Haimona has so far not repeated his heroics from the November internationals in his two outings in the Six Nations, but has looked more potent when moved into the midfield, and his physicality and versatility must be enough to see him moved to centre alongside Luca Morisi, who impressed as he scored two tries at Twickenham.

Enrico Bacchin is another good option, but the Treviso centre will be very likely among the replacements after being called up at the weekend in place of Masi.

Zebre duo Leonardo Sarto and Giovambattista Venditti should start on the wings, with Sale Sharks’ Luke McLean at full-back might well be the best back three Italy can field, while Vicenza-born former Scotland U20 international Tommaso Allan could make a first senior appearance at BT Murrayfield as the Azzurri‘s outside-half.

It will not be easy for Italy to leave Edinburgh with a win.

So far, their only away win in the Six Nations came at BT Murrayfield in 2007 on a wonderful day for Italian rugby as Pierre Berbizier’s Italy ran in three tries in the opening 15 minutes on their way to a 37-17 win over Frank Hadden’s Scotland.

Despite a couple of late penalties for Scotland from Chris Paterson, the game was already over before scrum-half Alessandro Troncon added a fourth try five minutes from time and Andrea Scanavacca added the conversion to take his personal tally to 17 points.

Former Scotland captain Andy Nicol declared it “a sad, sad day for Scottish rugby”, while Gregor Townsend, another former Scotland international and current head coach at Glasgow Warriors, praised the Italians for in the manner in which they won.

“Italy played some intelligent rugby, they absorbed some pressure, made Scotland give away penalties and [Alessandro] Troncon came up with the winning try,” Townsend said.

Italy must face this game with the same willing shown in their last two outings in this year’s campaign, and learn from their mistakes. They could also learn a lot from the spirit of that famous win over Scotland eight years ago.

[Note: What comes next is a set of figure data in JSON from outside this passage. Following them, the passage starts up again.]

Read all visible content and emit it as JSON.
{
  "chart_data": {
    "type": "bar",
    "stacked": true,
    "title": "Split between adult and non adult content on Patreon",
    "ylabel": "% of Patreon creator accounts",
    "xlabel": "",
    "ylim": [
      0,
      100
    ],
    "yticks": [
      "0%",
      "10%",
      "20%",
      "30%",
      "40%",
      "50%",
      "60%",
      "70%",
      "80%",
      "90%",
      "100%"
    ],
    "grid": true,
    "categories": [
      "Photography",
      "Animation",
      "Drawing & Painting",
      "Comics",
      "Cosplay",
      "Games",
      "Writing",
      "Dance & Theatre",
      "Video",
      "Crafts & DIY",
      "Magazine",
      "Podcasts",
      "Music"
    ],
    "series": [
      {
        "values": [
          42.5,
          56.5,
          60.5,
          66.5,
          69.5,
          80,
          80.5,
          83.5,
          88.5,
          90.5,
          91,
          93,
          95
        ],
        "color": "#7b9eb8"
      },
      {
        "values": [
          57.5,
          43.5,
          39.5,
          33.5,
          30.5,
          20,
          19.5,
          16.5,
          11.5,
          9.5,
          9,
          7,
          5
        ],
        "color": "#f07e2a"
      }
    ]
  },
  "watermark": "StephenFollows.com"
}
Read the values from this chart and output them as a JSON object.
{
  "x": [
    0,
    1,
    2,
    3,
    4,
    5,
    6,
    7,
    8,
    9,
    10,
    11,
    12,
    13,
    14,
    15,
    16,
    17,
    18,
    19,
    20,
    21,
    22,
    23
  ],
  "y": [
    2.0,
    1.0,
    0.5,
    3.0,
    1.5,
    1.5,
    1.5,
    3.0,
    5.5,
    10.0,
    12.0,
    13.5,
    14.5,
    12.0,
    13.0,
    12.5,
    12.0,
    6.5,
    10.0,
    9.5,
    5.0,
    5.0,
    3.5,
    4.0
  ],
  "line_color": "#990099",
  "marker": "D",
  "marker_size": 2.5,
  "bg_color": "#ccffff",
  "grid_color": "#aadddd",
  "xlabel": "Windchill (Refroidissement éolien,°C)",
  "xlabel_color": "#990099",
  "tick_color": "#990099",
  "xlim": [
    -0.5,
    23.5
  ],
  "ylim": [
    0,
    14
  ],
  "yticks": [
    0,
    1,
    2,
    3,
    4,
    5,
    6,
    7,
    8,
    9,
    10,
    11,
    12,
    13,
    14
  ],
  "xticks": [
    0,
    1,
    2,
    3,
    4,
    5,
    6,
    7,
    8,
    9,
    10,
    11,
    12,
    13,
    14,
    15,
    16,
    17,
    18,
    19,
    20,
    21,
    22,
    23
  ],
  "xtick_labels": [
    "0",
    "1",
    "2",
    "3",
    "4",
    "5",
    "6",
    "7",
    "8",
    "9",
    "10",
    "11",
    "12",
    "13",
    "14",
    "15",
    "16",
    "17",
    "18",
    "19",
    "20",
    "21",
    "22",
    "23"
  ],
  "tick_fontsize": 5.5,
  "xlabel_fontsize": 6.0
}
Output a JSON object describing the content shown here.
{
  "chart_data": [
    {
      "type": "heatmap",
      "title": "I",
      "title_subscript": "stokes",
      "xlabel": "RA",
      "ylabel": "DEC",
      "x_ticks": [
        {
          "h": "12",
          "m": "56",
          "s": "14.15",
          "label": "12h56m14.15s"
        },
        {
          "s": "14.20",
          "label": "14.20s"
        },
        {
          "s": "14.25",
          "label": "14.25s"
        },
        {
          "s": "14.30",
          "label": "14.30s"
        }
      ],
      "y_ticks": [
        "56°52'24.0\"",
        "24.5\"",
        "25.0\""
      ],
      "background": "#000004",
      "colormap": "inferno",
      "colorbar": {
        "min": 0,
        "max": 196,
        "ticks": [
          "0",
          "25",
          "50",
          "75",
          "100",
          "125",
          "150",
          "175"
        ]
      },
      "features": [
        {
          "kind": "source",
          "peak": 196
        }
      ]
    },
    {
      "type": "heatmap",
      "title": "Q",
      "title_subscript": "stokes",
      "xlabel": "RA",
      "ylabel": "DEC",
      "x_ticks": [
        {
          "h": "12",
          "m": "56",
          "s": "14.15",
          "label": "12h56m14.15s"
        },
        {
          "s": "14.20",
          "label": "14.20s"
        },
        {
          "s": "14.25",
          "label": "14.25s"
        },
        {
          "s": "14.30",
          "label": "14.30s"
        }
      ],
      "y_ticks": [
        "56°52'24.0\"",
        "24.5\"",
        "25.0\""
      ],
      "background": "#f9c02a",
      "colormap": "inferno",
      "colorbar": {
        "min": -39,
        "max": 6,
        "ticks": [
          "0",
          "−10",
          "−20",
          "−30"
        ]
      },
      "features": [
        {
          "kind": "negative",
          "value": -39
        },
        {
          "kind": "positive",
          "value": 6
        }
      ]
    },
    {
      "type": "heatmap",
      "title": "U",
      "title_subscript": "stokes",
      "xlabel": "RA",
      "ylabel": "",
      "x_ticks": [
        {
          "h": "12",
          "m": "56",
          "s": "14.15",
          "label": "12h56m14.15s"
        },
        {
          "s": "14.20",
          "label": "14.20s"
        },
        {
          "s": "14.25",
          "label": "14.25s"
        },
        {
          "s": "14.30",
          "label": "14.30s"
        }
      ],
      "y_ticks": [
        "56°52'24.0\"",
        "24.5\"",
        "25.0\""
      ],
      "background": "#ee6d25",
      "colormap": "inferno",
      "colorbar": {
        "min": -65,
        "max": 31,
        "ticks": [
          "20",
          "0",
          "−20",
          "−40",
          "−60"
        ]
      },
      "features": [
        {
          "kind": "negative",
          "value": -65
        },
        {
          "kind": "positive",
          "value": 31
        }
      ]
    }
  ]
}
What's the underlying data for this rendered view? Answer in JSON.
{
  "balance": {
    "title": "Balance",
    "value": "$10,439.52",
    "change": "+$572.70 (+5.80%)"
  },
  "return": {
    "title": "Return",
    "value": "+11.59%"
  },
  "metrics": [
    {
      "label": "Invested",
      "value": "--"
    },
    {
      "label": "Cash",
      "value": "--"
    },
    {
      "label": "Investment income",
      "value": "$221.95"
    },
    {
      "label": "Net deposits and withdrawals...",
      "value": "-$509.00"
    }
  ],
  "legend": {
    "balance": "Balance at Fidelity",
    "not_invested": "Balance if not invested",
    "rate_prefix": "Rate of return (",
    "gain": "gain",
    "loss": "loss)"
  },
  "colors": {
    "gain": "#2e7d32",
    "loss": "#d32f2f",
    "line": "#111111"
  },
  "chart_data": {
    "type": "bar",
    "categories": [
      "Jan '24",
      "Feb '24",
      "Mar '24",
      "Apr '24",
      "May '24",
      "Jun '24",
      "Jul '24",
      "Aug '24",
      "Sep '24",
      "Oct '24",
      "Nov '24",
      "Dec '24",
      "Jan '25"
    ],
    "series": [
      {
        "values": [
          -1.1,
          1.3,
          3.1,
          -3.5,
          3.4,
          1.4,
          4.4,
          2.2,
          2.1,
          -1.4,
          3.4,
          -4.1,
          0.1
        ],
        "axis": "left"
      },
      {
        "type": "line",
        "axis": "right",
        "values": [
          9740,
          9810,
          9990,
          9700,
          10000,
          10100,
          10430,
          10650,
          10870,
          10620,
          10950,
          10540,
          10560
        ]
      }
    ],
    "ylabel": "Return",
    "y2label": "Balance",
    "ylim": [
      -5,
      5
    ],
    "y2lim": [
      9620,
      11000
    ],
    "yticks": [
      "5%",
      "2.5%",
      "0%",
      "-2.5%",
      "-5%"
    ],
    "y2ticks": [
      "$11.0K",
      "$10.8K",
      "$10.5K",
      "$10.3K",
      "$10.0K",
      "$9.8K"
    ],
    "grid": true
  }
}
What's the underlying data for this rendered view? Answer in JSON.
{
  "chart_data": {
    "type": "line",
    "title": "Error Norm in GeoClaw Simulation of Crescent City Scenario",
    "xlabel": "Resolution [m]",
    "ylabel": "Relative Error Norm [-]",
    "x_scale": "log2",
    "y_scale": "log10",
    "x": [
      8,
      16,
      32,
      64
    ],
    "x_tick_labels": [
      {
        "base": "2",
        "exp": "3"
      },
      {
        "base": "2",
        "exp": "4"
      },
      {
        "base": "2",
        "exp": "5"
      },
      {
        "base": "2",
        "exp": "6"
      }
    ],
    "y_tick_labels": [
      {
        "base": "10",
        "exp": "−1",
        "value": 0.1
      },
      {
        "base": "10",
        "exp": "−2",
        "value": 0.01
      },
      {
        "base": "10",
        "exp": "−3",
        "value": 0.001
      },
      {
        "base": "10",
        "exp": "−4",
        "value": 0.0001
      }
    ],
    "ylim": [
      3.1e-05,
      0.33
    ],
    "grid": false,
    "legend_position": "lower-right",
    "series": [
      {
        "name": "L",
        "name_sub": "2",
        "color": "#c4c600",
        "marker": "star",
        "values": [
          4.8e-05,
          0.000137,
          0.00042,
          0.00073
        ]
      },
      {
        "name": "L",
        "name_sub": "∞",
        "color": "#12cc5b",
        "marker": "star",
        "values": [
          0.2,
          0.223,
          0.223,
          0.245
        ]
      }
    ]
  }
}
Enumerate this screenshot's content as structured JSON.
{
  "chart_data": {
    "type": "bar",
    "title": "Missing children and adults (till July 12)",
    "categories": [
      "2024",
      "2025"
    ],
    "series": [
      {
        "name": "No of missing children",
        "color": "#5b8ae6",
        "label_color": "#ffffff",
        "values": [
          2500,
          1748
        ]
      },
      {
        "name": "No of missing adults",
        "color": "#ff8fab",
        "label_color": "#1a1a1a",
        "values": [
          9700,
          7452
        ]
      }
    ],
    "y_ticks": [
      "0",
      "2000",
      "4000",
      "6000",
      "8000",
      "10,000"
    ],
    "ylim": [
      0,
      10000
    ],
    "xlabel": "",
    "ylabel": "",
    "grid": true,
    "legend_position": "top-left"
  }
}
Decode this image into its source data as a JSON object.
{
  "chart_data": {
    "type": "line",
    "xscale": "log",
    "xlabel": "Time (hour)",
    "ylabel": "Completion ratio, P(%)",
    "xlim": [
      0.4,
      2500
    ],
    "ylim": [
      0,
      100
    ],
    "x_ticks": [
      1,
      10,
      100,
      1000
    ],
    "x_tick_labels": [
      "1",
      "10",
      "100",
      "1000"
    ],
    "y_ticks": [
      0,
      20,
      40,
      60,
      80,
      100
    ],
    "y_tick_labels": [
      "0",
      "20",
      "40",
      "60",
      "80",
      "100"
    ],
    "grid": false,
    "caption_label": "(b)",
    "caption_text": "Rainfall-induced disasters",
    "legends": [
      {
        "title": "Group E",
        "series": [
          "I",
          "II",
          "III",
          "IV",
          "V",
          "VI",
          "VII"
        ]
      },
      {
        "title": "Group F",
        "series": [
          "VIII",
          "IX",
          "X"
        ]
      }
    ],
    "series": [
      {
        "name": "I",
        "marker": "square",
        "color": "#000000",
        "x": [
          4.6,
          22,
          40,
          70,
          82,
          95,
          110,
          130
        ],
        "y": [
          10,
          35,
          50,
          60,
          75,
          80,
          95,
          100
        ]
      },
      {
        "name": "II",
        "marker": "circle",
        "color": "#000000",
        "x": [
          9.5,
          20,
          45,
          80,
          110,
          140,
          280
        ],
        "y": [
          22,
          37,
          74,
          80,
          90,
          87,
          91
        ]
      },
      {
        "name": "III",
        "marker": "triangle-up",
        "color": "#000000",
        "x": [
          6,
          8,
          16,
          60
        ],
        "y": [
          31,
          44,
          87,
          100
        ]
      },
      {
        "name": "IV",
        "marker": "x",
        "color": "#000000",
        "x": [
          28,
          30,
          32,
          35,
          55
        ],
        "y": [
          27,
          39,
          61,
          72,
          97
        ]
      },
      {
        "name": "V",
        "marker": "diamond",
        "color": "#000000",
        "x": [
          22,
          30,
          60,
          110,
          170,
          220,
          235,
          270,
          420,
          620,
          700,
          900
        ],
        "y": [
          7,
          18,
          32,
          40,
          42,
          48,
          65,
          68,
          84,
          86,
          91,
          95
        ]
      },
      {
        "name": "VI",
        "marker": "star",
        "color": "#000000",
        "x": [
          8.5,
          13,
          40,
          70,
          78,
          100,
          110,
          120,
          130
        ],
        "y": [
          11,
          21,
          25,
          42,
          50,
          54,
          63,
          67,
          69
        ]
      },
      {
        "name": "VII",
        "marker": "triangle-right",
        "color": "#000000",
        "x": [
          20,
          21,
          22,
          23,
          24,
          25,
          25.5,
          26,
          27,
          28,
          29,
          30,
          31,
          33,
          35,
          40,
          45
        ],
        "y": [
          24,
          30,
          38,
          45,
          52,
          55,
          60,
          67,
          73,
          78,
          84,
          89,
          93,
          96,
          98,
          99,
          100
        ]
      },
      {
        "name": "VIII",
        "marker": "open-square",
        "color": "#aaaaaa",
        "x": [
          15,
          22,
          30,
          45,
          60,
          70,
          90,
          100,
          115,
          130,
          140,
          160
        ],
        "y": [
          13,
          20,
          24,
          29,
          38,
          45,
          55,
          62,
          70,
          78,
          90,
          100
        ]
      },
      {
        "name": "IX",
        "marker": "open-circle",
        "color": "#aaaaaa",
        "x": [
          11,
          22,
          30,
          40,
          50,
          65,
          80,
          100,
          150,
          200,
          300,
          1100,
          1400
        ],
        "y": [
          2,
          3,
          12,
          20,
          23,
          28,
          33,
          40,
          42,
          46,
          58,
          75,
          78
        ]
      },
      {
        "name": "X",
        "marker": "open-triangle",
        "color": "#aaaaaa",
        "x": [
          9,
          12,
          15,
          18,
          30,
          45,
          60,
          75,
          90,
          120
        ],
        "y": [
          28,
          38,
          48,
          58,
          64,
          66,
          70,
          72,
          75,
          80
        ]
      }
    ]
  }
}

They will need a bit of luck to return to Rome with a victory, but they have to remain focused on the result for the whole match, rather than switching off after an hour as has happened far too many times in the past.

Italy squad for Scotland (31):

Forwards (17): Matías Agüero (Zebre Rugby), Dario Chistolini (Zebre), Lorenzo Cittadini (London Wasps), Alberto de Marchi (Sale Sharks), Leonardo Ghiraldini (Leicester Tigers), Andrea Manici (Zebre), George Fabio Biagi (Zebre), Marco Bortolami (Zebre), Joshua Furno (Newcastle Falcons), Marco Fuser (Benetton Treviso), Antonio Pavanello (Benetton Treviso), Marco Barbini (Benetton Treviso), Mauro Bergamasco (Zebre), Simone Favaro (Benetton Treviso), Francesco Minto (Benetton Treviso), Sergio Parisse (Stade Français, captain), Samuela Vunisa (Zebre).

Backs (14): Edoardo Gori (Benetton Treviso), Guglielmo Palazzani (Zebre), Marcello Violi (Cammi Calvisano), Tommaso Allan (USAP Perpignan), Kelly Haimona (Zebre), Enrico Bacchin (Benetton Treviso), Giulio Bisegni (Zebre), Tommaso Boni (Marchiol Mogliano), Luke Mclean (Sale Sharks), Luca Morisi (Benetton Treviso), Simone Ragusi (Benetton Treviso), Leonardo Sarto (Zebre), Giovambattista Venditti (Zebre), Michele Visentin (Zebre).